Öffentlichkeit versus Intimität
Der Architekt liebt das Spiel von offenen und geschlossenen Räumen. Und so folgt auf das transparent gemachte Depot im hinteren Teil der Galerie ein intimer Raum. Hier befindet sich der nicht einsehbare Arbeits- und Konferenzbereich samt Bibliothek. Auffällig sind die rechteckigen Oberlichter in der weiß getünchten Decke, die interessante Lichtsituationen entstehen lassen. Aber vor allem die in Hellgrau gehaltenen Einbaumöbel in Form von Bücherregalen, Grafikschränken und einer Garderobe, die als Raumteiler fungieren und den weitläufigen Bereich rhythmisieren. Dazu gesellen sich Stühle und Tische aus der Möbelkollektion von e15, darunter ein 3,60 Meter langer Arbeitstisch aus Spessart-Eiche. „Oh mein Gott“ – das war die erste Reaktion des Galeristen auf den Raum, in den er sich geradezu schockverliebte. Man versteht umgehend warum, denn er strahlt eine sinnliche Stille aus, wozu sicherlich auch die ausgestellten Kunstwerke beitragen.

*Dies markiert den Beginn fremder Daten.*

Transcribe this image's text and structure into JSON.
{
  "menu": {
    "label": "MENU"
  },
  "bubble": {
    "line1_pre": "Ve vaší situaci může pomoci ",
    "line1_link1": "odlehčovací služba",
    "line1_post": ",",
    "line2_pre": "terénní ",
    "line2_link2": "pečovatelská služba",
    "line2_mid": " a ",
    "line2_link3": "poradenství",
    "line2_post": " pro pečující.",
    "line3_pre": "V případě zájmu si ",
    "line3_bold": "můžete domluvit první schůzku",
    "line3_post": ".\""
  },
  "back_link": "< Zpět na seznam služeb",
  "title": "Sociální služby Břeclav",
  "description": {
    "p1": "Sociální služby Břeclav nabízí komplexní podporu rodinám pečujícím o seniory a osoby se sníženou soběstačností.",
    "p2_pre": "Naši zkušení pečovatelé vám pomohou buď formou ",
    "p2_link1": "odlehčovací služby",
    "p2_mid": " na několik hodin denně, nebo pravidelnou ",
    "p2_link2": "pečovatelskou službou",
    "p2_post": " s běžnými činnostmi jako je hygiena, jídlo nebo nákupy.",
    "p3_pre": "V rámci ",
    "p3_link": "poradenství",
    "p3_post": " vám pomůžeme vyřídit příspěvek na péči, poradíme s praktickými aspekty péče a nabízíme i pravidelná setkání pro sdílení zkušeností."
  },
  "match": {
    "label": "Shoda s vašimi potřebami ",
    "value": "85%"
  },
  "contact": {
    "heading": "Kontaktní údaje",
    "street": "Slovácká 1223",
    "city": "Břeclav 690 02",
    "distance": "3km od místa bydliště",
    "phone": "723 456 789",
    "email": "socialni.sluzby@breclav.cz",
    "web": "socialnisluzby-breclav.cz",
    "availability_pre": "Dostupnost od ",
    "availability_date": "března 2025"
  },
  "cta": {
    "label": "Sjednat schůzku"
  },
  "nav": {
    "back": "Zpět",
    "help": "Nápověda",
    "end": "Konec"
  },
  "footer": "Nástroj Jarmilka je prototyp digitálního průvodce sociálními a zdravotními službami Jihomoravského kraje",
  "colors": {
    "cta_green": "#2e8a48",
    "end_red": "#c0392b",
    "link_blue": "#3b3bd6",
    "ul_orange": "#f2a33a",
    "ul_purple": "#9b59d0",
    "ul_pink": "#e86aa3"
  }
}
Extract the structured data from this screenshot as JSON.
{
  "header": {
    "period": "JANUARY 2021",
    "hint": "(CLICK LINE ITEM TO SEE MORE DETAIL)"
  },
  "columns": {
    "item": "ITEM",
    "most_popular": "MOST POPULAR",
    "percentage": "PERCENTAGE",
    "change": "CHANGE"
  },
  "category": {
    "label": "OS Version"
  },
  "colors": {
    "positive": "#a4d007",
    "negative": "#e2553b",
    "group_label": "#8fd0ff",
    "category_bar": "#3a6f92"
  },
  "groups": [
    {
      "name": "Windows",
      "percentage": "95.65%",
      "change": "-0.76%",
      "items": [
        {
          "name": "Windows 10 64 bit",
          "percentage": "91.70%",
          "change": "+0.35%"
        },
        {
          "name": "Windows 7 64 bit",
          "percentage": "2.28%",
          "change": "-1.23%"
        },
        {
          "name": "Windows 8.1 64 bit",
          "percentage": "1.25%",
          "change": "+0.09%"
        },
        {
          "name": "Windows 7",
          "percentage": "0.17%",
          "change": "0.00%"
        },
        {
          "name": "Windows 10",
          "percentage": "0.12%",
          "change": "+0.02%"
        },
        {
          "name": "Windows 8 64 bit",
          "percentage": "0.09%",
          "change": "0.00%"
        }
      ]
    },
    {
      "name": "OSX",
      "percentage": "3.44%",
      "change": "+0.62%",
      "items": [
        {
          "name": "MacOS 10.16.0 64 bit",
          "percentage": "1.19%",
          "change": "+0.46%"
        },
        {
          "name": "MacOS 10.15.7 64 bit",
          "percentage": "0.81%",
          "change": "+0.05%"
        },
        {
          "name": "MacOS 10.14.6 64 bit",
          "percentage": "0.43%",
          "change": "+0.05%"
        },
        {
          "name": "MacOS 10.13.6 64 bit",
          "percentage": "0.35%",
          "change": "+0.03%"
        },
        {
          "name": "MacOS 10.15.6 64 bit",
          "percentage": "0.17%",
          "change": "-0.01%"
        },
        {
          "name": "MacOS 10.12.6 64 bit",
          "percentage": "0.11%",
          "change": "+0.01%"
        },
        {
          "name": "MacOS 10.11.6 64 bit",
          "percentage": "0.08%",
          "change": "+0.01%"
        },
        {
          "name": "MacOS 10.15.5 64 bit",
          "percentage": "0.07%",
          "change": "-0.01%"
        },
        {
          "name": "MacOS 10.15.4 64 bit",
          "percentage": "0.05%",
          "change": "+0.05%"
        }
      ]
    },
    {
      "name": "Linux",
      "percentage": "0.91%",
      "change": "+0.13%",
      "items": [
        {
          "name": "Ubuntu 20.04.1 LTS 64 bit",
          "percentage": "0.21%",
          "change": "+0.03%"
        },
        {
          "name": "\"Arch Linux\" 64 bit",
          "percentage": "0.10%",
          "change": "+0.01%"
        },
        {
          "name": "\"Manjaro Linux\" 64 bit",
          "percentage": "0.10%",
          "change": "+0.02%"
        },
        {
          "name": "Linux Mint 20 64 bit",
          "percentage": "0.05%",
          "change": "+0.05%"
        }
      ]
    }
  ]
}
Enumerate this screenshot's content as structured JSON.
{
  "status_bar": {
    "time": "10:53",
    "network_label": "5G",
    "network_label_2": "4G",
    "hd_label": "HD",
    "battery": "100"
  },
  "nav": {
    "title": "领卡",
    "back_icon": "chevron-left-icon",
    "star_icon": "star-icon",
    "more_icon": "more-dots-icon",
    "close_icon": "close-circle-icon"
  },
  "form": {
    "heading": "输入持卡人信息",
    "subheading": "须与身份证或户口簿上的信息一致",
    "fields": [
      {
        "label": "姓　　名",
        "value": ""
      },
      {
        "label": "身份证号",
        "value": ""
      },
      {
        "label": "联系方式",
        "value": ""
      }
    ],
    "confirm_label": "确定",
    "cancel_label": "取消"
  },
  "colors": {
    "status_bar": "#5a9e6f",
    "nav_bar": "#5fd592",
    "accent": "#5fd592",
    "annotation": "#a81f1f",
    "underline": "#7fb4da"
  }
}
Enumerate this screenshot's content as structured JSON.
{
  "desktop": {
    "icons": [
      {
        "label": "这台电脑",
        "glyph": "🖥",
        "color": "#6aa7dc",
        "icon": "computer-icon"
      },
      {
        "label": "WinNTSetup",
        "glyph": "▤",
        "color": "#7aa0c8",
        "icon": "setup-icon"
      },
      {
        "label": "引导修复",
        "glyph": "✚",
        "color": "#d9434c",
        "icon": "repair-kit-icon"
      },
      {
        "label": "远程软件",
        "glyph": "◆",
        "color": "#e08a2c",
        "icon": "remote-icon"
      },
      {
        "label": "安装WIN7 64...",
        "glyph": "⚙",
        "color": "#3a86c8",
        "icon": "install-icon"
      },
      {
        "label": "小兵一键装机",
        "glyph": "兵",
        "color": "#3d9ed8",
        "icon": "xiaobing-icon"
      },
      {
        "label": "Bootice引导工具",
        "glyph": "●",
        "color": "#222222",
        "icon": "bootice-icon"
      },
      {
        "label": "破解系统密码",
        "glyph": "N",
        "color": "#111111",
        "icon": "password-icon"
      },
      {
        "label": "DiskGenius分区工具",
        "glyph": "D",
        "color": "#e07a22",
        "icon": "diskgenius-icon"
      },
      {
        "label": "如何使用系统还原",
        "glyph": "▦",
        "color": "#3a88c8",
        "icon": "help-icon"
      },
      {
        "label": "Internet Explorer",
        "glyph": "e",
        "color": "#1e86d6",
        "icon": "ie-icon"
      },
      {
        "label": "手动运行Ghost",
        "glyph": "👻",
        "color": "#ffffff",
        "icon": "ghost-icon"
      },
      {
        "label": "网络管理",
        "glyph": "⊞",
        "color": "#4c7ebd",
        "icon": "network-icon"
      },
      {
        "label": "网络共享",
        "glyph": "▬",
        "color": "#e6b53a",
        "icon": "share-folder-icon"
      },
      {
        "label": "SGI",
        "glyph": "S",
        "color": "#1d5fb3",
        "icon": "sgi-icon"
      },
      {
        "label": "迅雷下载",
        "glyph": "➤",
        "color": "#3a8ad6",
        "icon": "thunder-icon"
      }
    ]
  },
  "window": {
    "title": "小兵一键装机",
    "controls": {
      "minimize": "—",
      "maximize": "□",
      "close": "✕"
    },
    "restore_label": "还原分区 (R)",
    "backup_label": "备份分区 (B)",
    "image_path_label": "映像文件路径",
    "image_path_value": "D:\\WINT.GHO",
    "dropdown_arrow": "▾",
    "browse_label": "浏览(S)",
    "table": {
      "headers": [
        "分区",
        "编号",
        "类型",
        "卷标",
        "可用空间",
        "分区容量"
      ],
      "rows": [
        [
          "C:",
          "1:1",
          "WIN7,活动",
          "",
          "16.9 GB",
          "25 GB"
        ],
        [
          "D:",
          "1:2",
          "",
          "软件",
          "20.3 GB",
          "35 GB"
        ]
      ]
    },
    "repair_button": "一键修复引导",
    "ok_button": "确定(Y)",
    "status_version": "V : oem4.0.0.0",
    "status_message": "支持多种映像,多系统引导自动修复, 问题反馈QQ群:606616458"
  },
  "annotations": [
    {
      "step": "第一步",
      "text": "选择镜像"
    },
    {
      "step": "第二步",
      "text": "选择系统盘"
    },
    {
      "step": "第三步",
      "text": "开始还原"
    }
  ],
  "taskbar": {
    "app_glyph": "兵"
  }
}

Philipp Mainzer gelingt mit seiner architektonischen Interventionen das Kunststück, die Besonderheiten des Bestandsbaus zu betonen. Die Galerie Mehdi Chouakri ist ein Ort, an dem man gern ist, um Kunst zu entdecken. Erst recht, wenn sich das Lager mit Werken füllen wird. Wie passend, dass gerade Sylvie Fleurys Arbeit Yes To All über den Räumen krönt.